Essa obrigação imposta às autoridades policiais também tem um ponto central legislativo. Seção 1(b) da Lei de Processo Penal (Poderes de Execução – Prisões), 5756 - 1996, afirmando que "A prisão e detenção de uma pessoa deverá ser feita de forma a garantir a máxima proteção da dignidade e dos direitos humanos". Seção 3 À Portaria de Polícia [Nova Versão], 5731 - 1971 afirma que "A Polícia de Israel cuidará da prevenção e detecção de infrações, da captura de criminosos e de sua acusação, sob custódia segura dos prisioneiros, e na manutenção da ordem pública e da segurança da vida e da propriedade" (Ênfase adicionada) - ver S00).
Outros pedidos do município 8650/08 O juiz H. Melcer enfatizou que "Essa responsabilidade direta que o Estado exerce em relação à pessoa contra quem o poder de autoridade governamental é exercido se aplica tanto ao nível jurídico-público quanto ao nível jurídico de responsabilidade civil. Prevenção da Violação dos Direitos Básicos daqueles sob custódia estatal - E, como regra, os direitos à vida e à integridade do corpo (e da alma) - Além do que é exigido e exigido como resultado de manter um prisioneiro preso, não é apenas assunto do prisioneiro, mas também da sociedade como um todo, que está comprometida com as normas de direitos humanos, moralidade e ética.".

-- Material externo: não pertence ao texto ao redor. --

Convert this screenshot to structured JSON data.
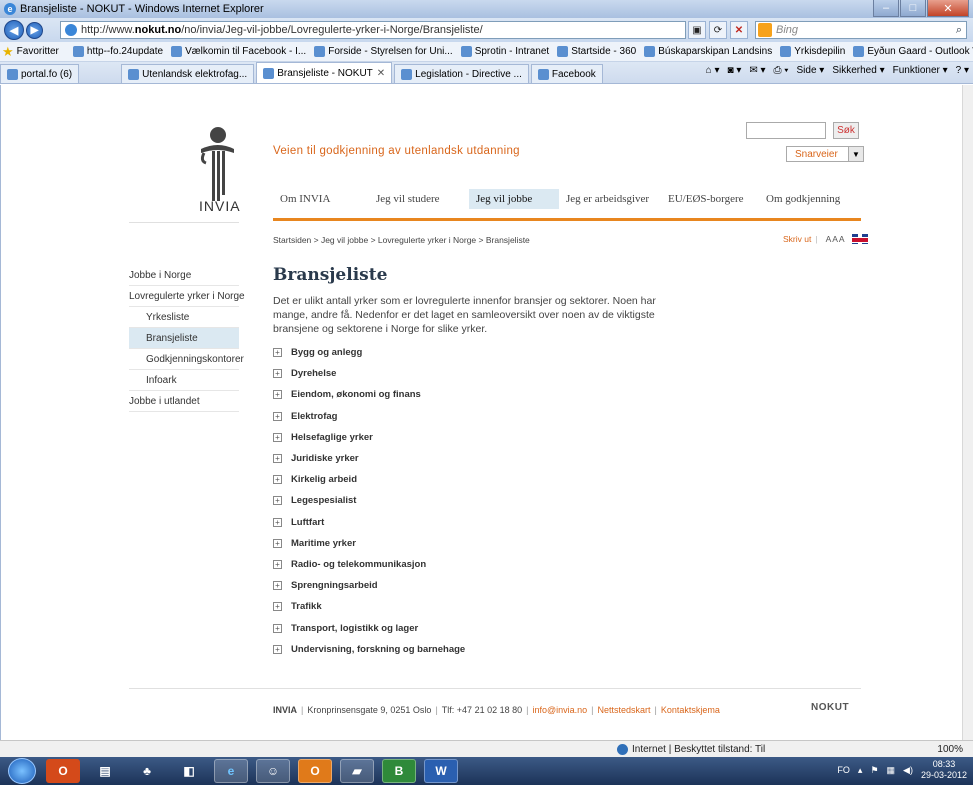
{
  "window": {
    "title": "Bransjeliste - NOKUT - Windows Internet Explorer"
  },
  "address": {
    "url_prefix": "http://www.",
    "url_domain": "nokut.no",
    "url_path": "/no/invia/Jeg-vil-jobbe/Lovregulerte-yrker-i-Norge/Bransjeliste/",
    "search_placeholder": "Bing"
  },
  "favorites": {
    "label": "Favoritter",
    "items": [
      "http--fo.24update",
      "Vælkomin til Facebook - I...",
      "Forside - Styrelsen for Uni...",
      "Sprotin - Intranet",
      "Startside - 360",
      "Búskaparskipan Landsins",
      "Yrkisdepilin",
      "Eyðun Gaard - Outlook W..."
    ]
  },
  "tabs": {
    "items": [
      {
        "label": "portal.fo (6)"
      },
      {
        "label": "Utenlandsk elektrofag..."
      },
      {
        "label": "Bransjeliste - NOKUT"
      },
      {
        "label": "Legislation - Directive ..."
      },
      {
        "label": "Facebook"
      }
    ],
    "tools": [
      "Side ▾",
      "Sikkerhed ▾",
      "Funktioner ▾"
    ]
  },
  "site": {
    "logo_text": "INVIA",
    "tagline": "Veien til godkjenning av utenlandsk utdanning",
    "search_button": "Søk",
    "shortcuts": "Snarveier",
    "nav": [
      "Om INVIA",
      "Jeg vil studere",
      "Jeg vil jobbe",
      "Jeg er arbeidsgiver",
      "EU/EØS-borgere",
      "Om godkjenning"
    ],
    "breadcrumb": "Startsiden > Jeg vil jobbe > Lovregulerte yrker i Norge > Bransjeliste",
    "print": "Skriv ut",
    "text_size": "AAA"
  },
  "sidebar": {
    "items": [
      "Jobbe i Norge",
      "Lovregulerte yrker i Norge",
      "Yrkesliste",
      "Bransjeliste",
      "Godkjenningskontorer",
      "Infoark",
      "Jobbe i utlandet"
    ]
  },
  "content": {
    "title": "Bransjeliste",
    "intro": "Det er ulikt antall yrker som er lovregulerte innenfor bransjer og sektorer. Noen har mange, andre få. Nedenfor er det laget en samleoversikt over noen av de viktigste bransjene og sektorene i Norge for slike yrker.",
    "branches": [
      "Bygg og anlegg",
      "Dyrehelse",
      "Eiendom, økonomi og finans",
      "Elektrofag",
      "Helsefaglige yrker",
      "Juridiske yrker",
      "Kirkelig arbeid",
      "Legespesialist",
      "Luftfart",
      "Maritime yrker",
      "Radio- og telekommunikasjon",
      "Sprengningsarbeid",
      "Trafikk",
      "Transport, logistikk og lager",
      "Undervisning, forskning og barnehage"
    ]
  },
  "footer": {
    "org": "INVIA",
    "address": "Kronprinsensgate 9, 0251 Oslo",
    "phone": "Tlf: +47 21 02 18 80",
    "email": "info@invia.no",
    "sitemap": "Nettstedskart",
    "contact": "Kontaktskjema",
    "nokut": "NOKUT"
  },
  "status": {
    "zone": "Internet | Beskyttet tilstand: Til",
    "zoom": "100%"
  },
  "tray": {
    "lang": "FO",
    "time": "08:33",
    "date": "29-03-2012"
  }
}
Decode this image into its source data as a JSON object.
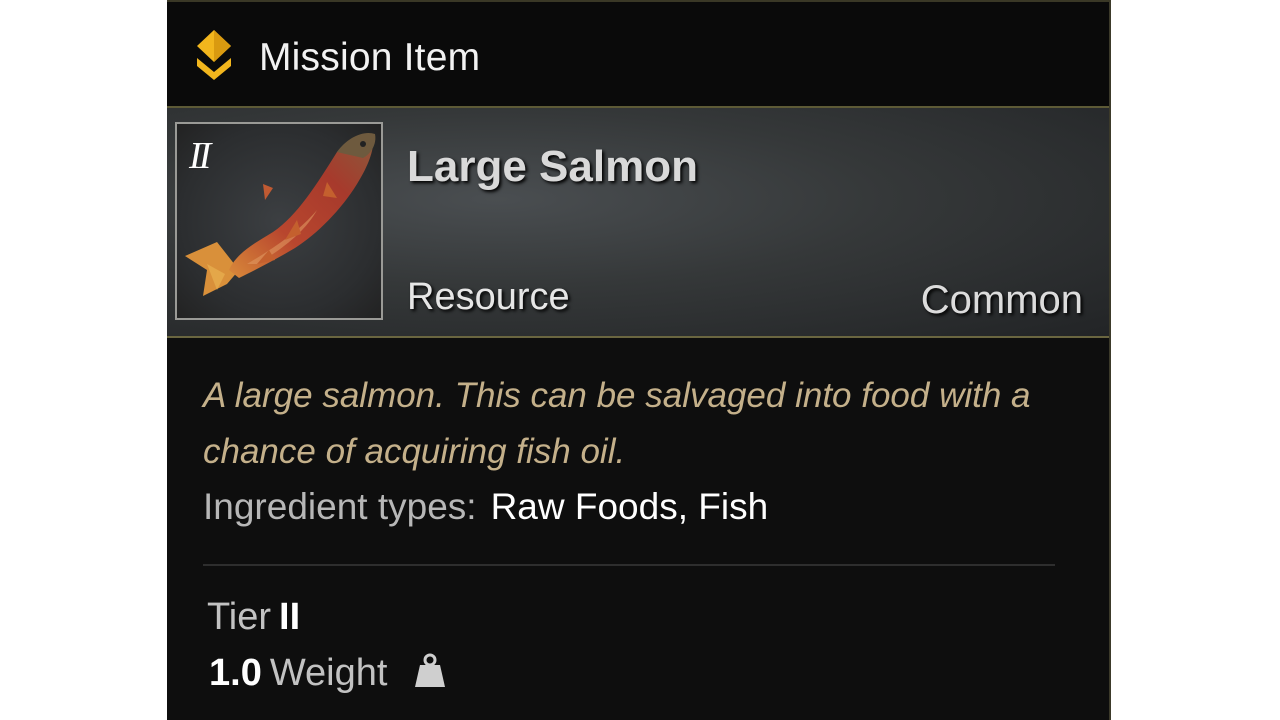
{
  "header": {
    "label": "Mission Item",
    "icon": "mission-chevron-icon",
    "accent": "#f2b61d"
  },
  "item": {
    "tier_roman": "II",
    "name": "Large Salmon",
    "category": "Resource",
    "rarity": "Common",
    "image_icon": "large-salmon-icon"
  },
  "description": "A large salmon. This can be salvaged into food with a chance of acquiring fish oil.",
  "ingredients": {
    "label": "Ingredient types:",
    "value": "Raw Foods, Fish"
  },
  "stats": {
    "tier_label": "Tier",
    "tier_value": "II",
    "weight_value": "1.0",
    "weight_label": "Weight",
    "weight_icon": "weight-icon"
  }
}
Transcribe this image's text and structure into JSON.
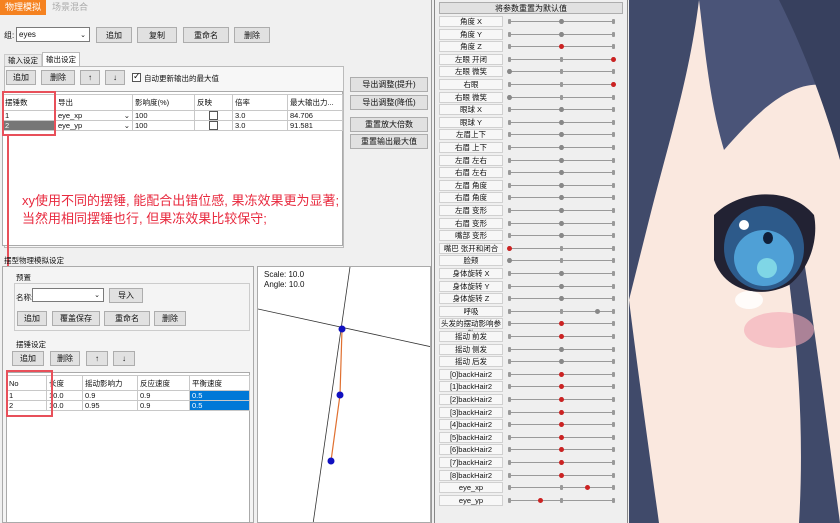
{
  "tabs": {
    "physics": "物理模拟",
    "scene_mix": "场景混合"
  },
  "group": {
    "label": "组:",
    "value": "eyes",
    "add": "追加",
    "copy": "复制",
    "rename": "重命名",
    "delete": "删除"
  },
  "subtabs": {
    "input": "输入设定",
    "output": "输出设定"
  },
  "output_toolbar": {
    "add": "追加",
    "delete": "删除",
    "up": "↑",
    "down": "↓",
    "auto_update": "自动更新输出的最大值"
  },
  "output_table": {
    "headers": [
      "摆锤数",
      "导出",
      "影响度(%)",
      "反映",
      "倍率",
      "最大输出力..."
    ],
    "rows": [
      {
        "index": "1",
        "param": "eye_xp",
        "influence": "100",
        "rate": "3.0",
        "max": "84.706"
      },
      {
        "index": "2",
        "param": "eye_yp",
        "influence": "100",
        "rate": "3.0",
        "max": "91.581"
      }
    ]
  },
  "right_buttons": {
    "export_up": "导出调整(提升)",
    "export_down": "导出调整(降低)",
    "reset_scale": "重置放大倍数",
    "reset_max": "重置输出最大值"
  },
  "annotation": {
    "line1": "xy使用不同的摆锤, 能配合出错位感, 果冻效果更为显著;",
    "line2": "当然用相同摆锤也行, 但果冻效果比较保守;"
  },
  "pendulum_section": {
    "title": "摆型物理模拟设定",
    "preset_label": "预置",
    "name_label": "名称:",
    "import": "导入",
    "add": "追加",
    "overwrite": "覆盖保存",
    "rename": "重命名",
    "delete": "删除"
  },
  "pendulum_settings": {
    "title": "摆锤设定",
    "add": "追加",
    "delete": "删除",
    "up": "↑",
    "down": "↓",
    "headers": [
      "No",
      "长度",
      "摇动影响力",
      "反应速度",
      "平衡速度"
    ],
    "rows": [
      {
        "no": "1",
        "len": "10.0",
        "shake": "0.9",
        "react": "0.9",
        "balance": "0.5"
      },
      {
        "no": "2",
        "len": "10.0",
        "shake": "0.95",
        "react": "0.9",
        "balance": "0.5"
      }
    ]
  },
  "preview": {
    "scale": "Scale: 10.0",
    "angle": "Angle: 10.0"
  },
  "params_panel": {
    "reset_button": "将参数重置为默认值",
    "items": [
      {
        "label": "角度 X",
        "knob": 0.5,
        "red": false
      },
      {
        "label": "角度 Y",
        "knob": 0.5,
        "red": false
      },
      {
        "label": "角度 Z",
        "knob": 0.5,
        "red": true
      },
      {
        "label": "左眼 开闭",
        "knob": 1.0,
        "red": true
      },
      {
        "label": "左眼 微笑",
        "knob": 0.0,
        "red": false
      },
      {
        "label": "右眼",
        "knob": 1.0,
        "red": true
      },
      {
        "label": "右眼 微笑",
        "knob": 0.0,
        "red": false
      },
      {
        "label": "眼球 X",
        "knob": 0.5,
        "red": false
      },
      {
        "label": "眼球 Y",
        "knob": 0.5,
        "red": false
      },
      {
        "label": "左眉上下",
        "knob": 0.5,
        "red": false
      },
      {
        "label": "右眉 上下",
        "knob": 0.5,
        "red": false
      },
      {
        "label": "左眉 左右",
        "knob": 0.5,
        "red": false
      },
      {
        "label": "右眉 左右",
        "knob": 0.5,
        "red": false
      },
      {
        "label": "左眉 角度",
        "knob": 0.5,
        "red": false
      },
      {
        "label": "右眉 角度",
        "knob": 0.5,
        "red": false
      },
      {
        "label": "左眉 变形",
        "knob": 0.5,
        "red": false
      },
      {
        "label": "右眉 变形",
        "knob": 0.5,
        "red": false
      },
      {
        "label": "嘴部 变形",
        "knob": 0.5,
        "red": false
      },
      {
        "label": "嘴巴 张开和闭合",
        "knob": 0.0,
        "red": true
      },
      {
        "label": "脸颊",
        "knob": 0.0,
        "red": false
      },
      {
        "label": "身体旋转 X",
        "knob": 0.5,
        "red": false
      },
      {
        "label": "身体旋转 Y",
        "knob": 0.5,
        "red": false
      },
      {
        "label": "身体旋转 Z",
        "knob": 0.5,
        "red": false
      },
      {
        "label": "呼吸",
        "knob": 0.85,
        "red": false
      },
      {
        "label": "头发的摆动影响参数",
        "knob": 0.5,
        "red": true
      },
      {
        "label": "摇动 前发",
        "knob": 0.5,
        "red": true
      },
      {
        "label": "摇动 侧发",
        "knob": 0.5,
        "red": false
      },
      {
        "label": "摇动 后发",
        "knob": 0.5,
        "red": false
      },
      {
        "label": "[0]backHair2",
        "knob": 0.5,
        "red": true
      },
      {
        "label": "[1]backHair2",
        "knob": 0.5,
        "red": true
      },
      {
        "label": "[2]backHair2",
        "knob": 0.5,
        "red": true
      },
      {
        "label": "[3]backHair2",
        "knob": 0.5,
        "red": true
      },
      {
        "label": "[4]backHair2",
        "knob": 0.5,
        "red": true
      },
      {
        "label": "[5]backHair2",
        "knob": 0.5,
        "red": true
      },
      {
        "label": "[6]backHair2",
        "knob": 0.5,
        "red": true
      },
      {
        "label": "[7]backHair2",
        "knob": 0.5,
        "red": true
      },
      {
        "label": "[8]backHair2",
        "knob": 0.5,
        "red": true
      },
      {
        "label": "eye_xp",
        "knob": 0.75,
        "red": true
      },
      {
        "label": "eye_yp",
        "knob": 0.3,
        "red": true
      }
    ]
  },
  "colors": {
    "red_annotation": "#e8293e",
    "selection_blue": "#0078d7",
    "tab_active": "#f58220"
  }
}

- A existência de um dever conceitual de cuidado entre o Estado e alguém legalmente detido pelas autoridades de execução não está mais em disputa. No entanto, está claro que o Estado não deve ser responsabilizado por quaisquer danos causados àqueles que detive. O dever de cuidado e o dever de guarda impostos ao Estado se estendem apenas à proteção contra riscos previsíveis. Quando um detido ou prisioneiro é prejudicado, como resultado da conduta criminosa de um terceiro, o Estado não deve ser responsabilizado, a menos que a possibilidade do evento prejudicial pudesse e devesse ter sido prevista. Por exemplo, Outros pedidos do município 3510/99 Velas v. Egged - Sociedade Cooperativa para o Transporte em Israel, Piskei Din 55(5) 826, 840 (2001), que tratava da responsabilidade da Egged pelos danos causados ao visitante na estação, foi declarado:
Em resumo, ao examinarmos a questão da imposição de responsabilidade em responsabilidade civil pela falha do réu em se defender contra um ato criminoso cometido por um terceiro contra o autor, somos obrigados a examinar a questão da existência de cada um dos elementos do delito ilícito de negligência. No centro da investigação está a questão da expectativa do evento criminoso – sua natureza e escopo. Essa questão pode surgir tanto na fase de examinar o dever quanto na fase de examinar a existência da conexão causal legal entre a violação do dever e o resultado prejudicial.